The bitch I was with later told me that he talked about something called the Blood Feast, which was when Egyptians would dismember girls and eat them in an effort to stay youthful forever. I told her that was ridiculous, and I went home and talked to a police sketch artist to make some preliminary posters of Mummia Dude.

"Eh...I read about it in a magazine and I wanted to try it.
Guess I fucked it up."

After the borefest, I, Pete Thornton, took some time to do some light, non-evasive kissing with my best girl, who unbeknownst to me, was having a party catered by Fuad, thanks to her cheese-hat mother.

Talk about irony.

You talk about it, anyway. I won’t. I’m Pete Thornton. I carry a badge and a gun.

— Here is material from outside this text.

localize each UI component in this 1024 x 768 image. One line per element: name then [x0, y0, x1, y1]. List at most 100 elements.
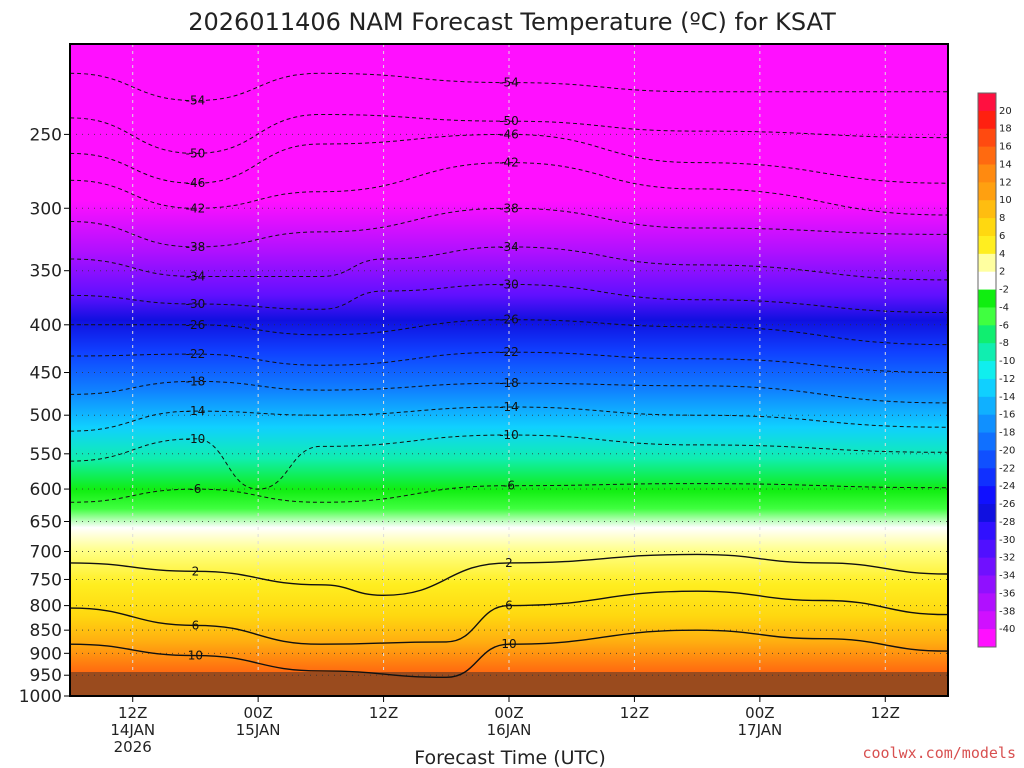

I don’t have time for that homo stuff.

In my town of L.A., I like my women like I like my beer: cool, and with their boobs out. Ramses also liked women with good boobs, and with all the boobs that are everywhere in L.A., it was hard to pinpoint his next move; that move being chasing a woman in broad daylight, knocking her out, and carrying her off to do God knows what bat-shit stuff that man did. And on top of these murder charges, Ramses is also responsible for one of the tamest whippings I, Pete Thornton, have ever seen. Given that I have never seen any whippings, rest assured that the whipping was very tame, resulting in a few red streaks across the victims back; streaks that look suspiciously like water color paint brush swipes.

I eventually stumbled across his workshop of terror and saw what was left of that whipping victim. She looked delicious. Not because I am sick, but because I am pretty sure she was covered in barbecue sauce. I ran a finger along a thigh and tasted it, but it was actually blood. I threw up in my hat and fell down.

Later, after Ramses attempted to kill my best girl at her party, he fled and I followed close behind him.

I, Pete Thornton, single-handedly stopped Fuad Ramses, the jerk-off in question. By employing a tactic we learned at the academy, I chased him across a trash heap for a long time, and then he jumped into a rubbish truck, dying of some massive mush-mush.

I would just like to congratulate myself on a job well done, seeing as how no one else in this half-assed department has yet.

In conclusion, Frog Rammers, or whoever, is now a messy pancake, so it doesn't really matter what my report has to say.

That's it for me, Pete Thornton. I'm off to write a report on another bullshit murderer: The Wizard of Gore. I hope he has candy. And a new hat, for my head.

Things I Learned From My Experience:
  • Frank, the police captain, shrieks at me whenever I show any affection towards my wife. He's gay.
  • Having a gimp can make a killer super creepers.
  • It's OK to leave the dead body of a man behind as long as you've solved the case.
  • Timpani hits provide super creeper tension.
  • Super creeper snakes make any scene ultra goopers.
  • All the white people in my town have weird, blue hair. And all the black people…hmm…well,  I’ve never actually seen any.
  • The only people who still care about ancient Egypt also eat people pie.